The old man spoke, "Shall we sleep, friends?"
They took places--a chair-another rag-covered cot--and the nameless man on the floor. The bearded man blew out the kerosene light.
Professor Burke thought about them for a while. Who were they? Spies? Perhaps.
People escaping the shambles of their world.
Nazis who had got away the loot.
That might fit Herr Wasser and his thin son. Who was the nameless man? The bleak, grey eyes, the overzealous application of iodine, the chilly confidence in himself. He could be anybody.
In the dark, the professor woke and wondered where he was. He remembered slowly, and slept again. The next time he woke, he remembered instantly. There were footsteps outside the door.
It was a man with a gun--a Cuban--and a fat woman with a heavy tray. She said,
"Buenos dies, senores y senora!"
She put down the tray. Fried fish and boiled rice, a long loaf of bread, butter, and coffee.
The professor took his turn in what a better class of hostelry would have called the "adjoining bath." It had no windows. The plumbing was a European import of the nineteenth century. The only light was a candle, which each one lit and each blew out. He washed his face. His finger was sore, but not throbbing.
After breakfast, as if they had done it many times, the nameless man walked under the windows and lifted Franz until he could put his ear against the crack in the boards. It was a feat of considerable strength.
Franz listened. "I hear nothing," he said.
The girl explained to the professor needlessly. "We fly--as you must know. But only in the still weather."
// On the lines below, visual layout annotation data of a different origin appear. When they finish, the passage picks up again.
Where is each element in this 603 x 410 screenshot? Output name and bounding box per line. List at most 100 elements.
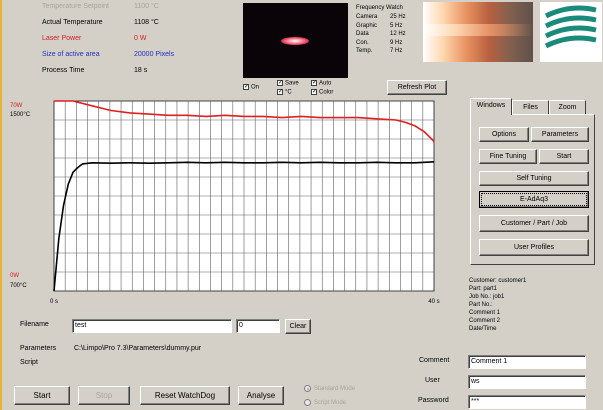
checkbox-label: Save [285, 80, 299, 87]
y-axis-top-power-label: 70W [10, 103, 23, 109]
radio-label: Standard Mode [314, 386, 356, 393]
tab-files[interactable]: Files [512, 100, 549, 115]
script-mode-radio[interactable]: Script Mode [304, 399, 346, 406]
camera-options: ✓ On ✓ Save ✓ °C ✓ Auto ✓ Color [243, 80, 353, 100]
stop-button[interactable]: Stop [78, 386, 130, 405]
user-input[interactable]: ws [468, 375, 586, 389]
standard-mode-radio[interactable]: Standard Mode [304, 385, 355, 392]
job-info: Customer: customer1 Part: part1 Job No.:… [469, 277, 599, 333]
status-label: Size of active area [42, 51, 100, 58]
filename-label: Filename [20, 321, 49, 328]
script-label: Script [20, 359, 38, 366]
series-line-temperature [53, 161, 435, 292]
freq-label: Camera [356, 14, 378, 20]
e-adapt-button[interactable]: E-AdAq3 [479, 191, 589, 208]
y-axis-top-temperature-label: 1500°C [10, 112, 31, 118]
tab-zoom[interactable]: Zoom [549, 100, 586, 115]
info-comment-2: Comment 2 [469, 318, 501, 324]
laser-plume [423, 24, 533, 36]
freq-label: Con. [356, 39, 369, 46]
x-axis-start-label: 0 s [50, 299, 58, 305]
freq-row-con: Con. 9 Hz [356, 39, 426, 48]
parameters-path: C:\Limpo\Pro 7.3\Parameters\dummy.pur [74, 345, 202, 352]
frequency-watch-title: Frequency Watch [356, 5, 403, 11]
checkbox-label: On [251, 84, 260, 91]
freq-row-graphic: Graphic 5 Hz [356, 22, 426, 31]
file-number-input[interactable]: 0 [236, 319, 280, 333]
freq-value: 25 Hz [390, 14, 406, 20]
on-checkbox[interactable]: ✓ On [243, 84, 259, 91]
freq-row-data: Data 12 Hz [356, 30, 426, 39]
radio-circle[interactable] [304, 399, 311, 406]
status-value: 20000 Pixels [134, 51, 175, 58]
freq-value: 9 Hz [390, 39, 403, 46]
temperature-power-chart: 70W 1500°C 0W 700°C 0 s 40 s [2, 95, 464, 310]
checkbox-box[interactable]: ✓ [277, 89, 284, 95]
process-camera-view [423, 2, 533, 62]
radio-label: Script Mode [314, 400, 347, 407]
freq-value: 12 Hz [390, 31, 406, 37]
melt-pool-spot [281, 37, 309, 45]
checkbox-box[interactable]: ✓ [277, 80, 284, 86]
logo-icon [544, 5, 597, 49]
status-value: 1100 °C [134, 3, 159, 10]
company-logo [540, 2, 602, 62]
frequency-watch: Frequency Watch Camera 25 Hz Graphic 5 Hz … [356, 4, 426, 56]
freq-value: 7 Hz [390, 48, 403, 54]
status-value: 18 s [134, 67, 148, 74]
start-button[interactable]: Start [14, 386, 70, 405]
start-tuning-button[interactable]: Start [539, 149, 589, 164]
comment-label: Comment [419, 357, 450, 364]
status-value: 0 W [134, 35, 147, 42]
thermal-camera-view [243, 3, 348, 78]
celsius-checkbox[interactable]: ✓ °C [277, 89, 292, 96]
info-job-no: Job No.: job1 [469, 294, 505, 300]
tab-windows[interactable]: Windows [470, 98, 512, 115]
user-label: User [425, 377, 440, 384]
fine-tuning-button[interactable]: Fine Tuning [479, 149, 537, 164]
info-customer: Customer: customer1 [469, 278, 527, 284]
freq-row-camera: Camera 25 Hz [356, 13, 426, 22]
user-profiles-button[interactable]: User Profiles [479, 239, 589, 256]
parameters-button[interactable]: Parameters [531, 127, 589, 142]
checkbox-box[interactable]: ✓ [311, 89, 318, 95]
checkbox-label: Color [319, 89, 334, 96]
color-checkbox[interactable]: ✓ Color [311, 89, 333, 96]
y-axis-bottom-power-label: 0W [10, 273, 19, 279]
password-input[interactable]: *** [468, 395, 586, 409]
options-button[interactable]: Options [479, 127, 529, 142]
status-label: Process Time [42, 67, 85, 74]
freq-row-temp: Temp. 7 Hz [356, 47, 426, 56]
info-part-no: Part No.: [469, 302, 493, 308]
freq-label: Data [356, 31, 369, 37]
freq-label: Temp. [356, 48, 373, 54]
save-checkbox[interactable]: ✓ Save [277, 80, 299, 87]
refresh-plot-button[interactable]: Refresh Plot [387, 80, 447, 95]
info-date-time: Date/Time [469, 326, 497, 332]
filename-input[interactable]: test [72, 319, 232, 333]
freq-value: 5 Hz [390, 22, 403, 29]
self-tuning-button[interactable]: Self Tuning [479, 171, 589, 186]
status-label: Actual Temperature [42, 19, 103, 26]
customer-part-job-button[interactable]: Customer / Part / Job [479, 215, 589, 232]
info-part: Part: part1 [469, 286, 498, 292]
checkbox-box[interactable]: ✓ [243, 84, 250, 90]
chart-svg: 70W 1500°C 0W 700°C 0 s 40 s [10, 100, 440, 305]
checkbox-box[interactable]: ✓ [311, 80, 318, 86]
clear-button[interactable]: Clear [285, 319, 311, 334]
comment-input[interactable]: Comment 1 [468, 355, 586, 369]
reset-watchdog-button[interactable]: Reset WatchDog [140, 386, 230, 405]
tab-panel-windows: Options Parameters Fine Tuning Start Sel… [470, 114, 595, 265]
series-line-laser-power [54, 100, 435, 142]
radio-circle[interactable] [304, 385, 311, 392]
checkbox-label: Auto [319, 80, 332, 87]
analyse-button[interactable]: Analyse [238, 386, 284, 405]
tool-tabs: Windows Files Zoom Options Parameters Fi… [470, 98, 595, 265]
status-label: Temperature Setpoint [42, 3, 109, 10]
password-label: Password [418, 397, 449, 404]
parameters-label: Parameters [20, 345, 57, 352]
auto-checkbox[interactable]: ✓ Auto [311, 80, 331, 87]
status-value: 1108 °C [134, 19, 159, 26]
checkbox-label: °C [285, 89, 292, 96]
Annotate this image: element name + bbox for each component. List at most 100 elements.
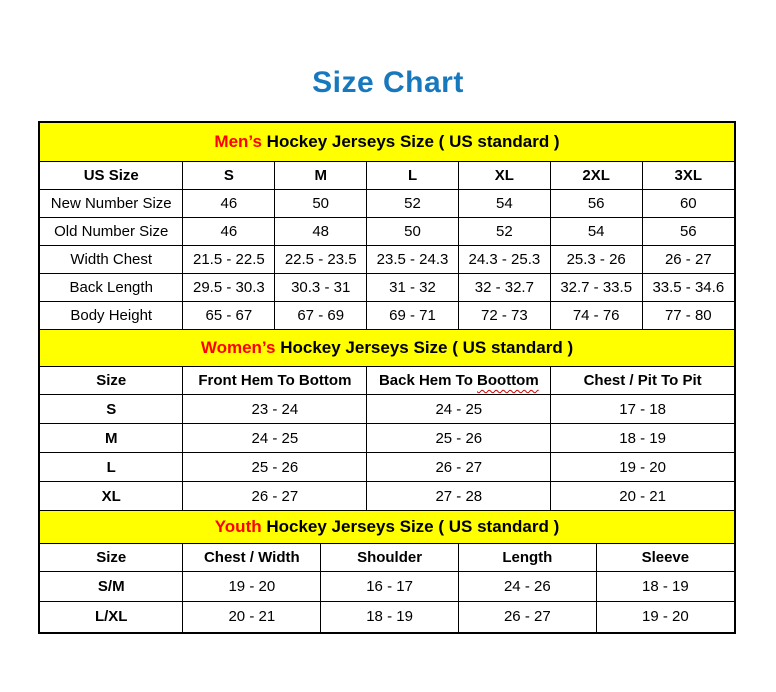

"Once," said the old man, "so we were told, there were fifty people here. The wind blew many weeks without stopping. They showed us how to listen."
The nameless man sat silently all morning with his nameless thoughts. Herr Wasser and his son played chess, under the lamp. The girl began a low conversation.
"When the Nazis came to my town," she said, "I married an officer. I collaborated, they say, though I did nothing but marry the enemy. When France was liberated, I had become a Displaced Person in Germany. My husband had left some money in the Argentine. It took two years for me to get there. But coming to America openly is hopeless. So. . ." she shrugged. "My jewels paid this passage."
During the morning, the Wassers told a somewhat similar story to him, told it mechanically, in detail so that he realized it was not the truth. They claimed to have been anti-Hitler Germans.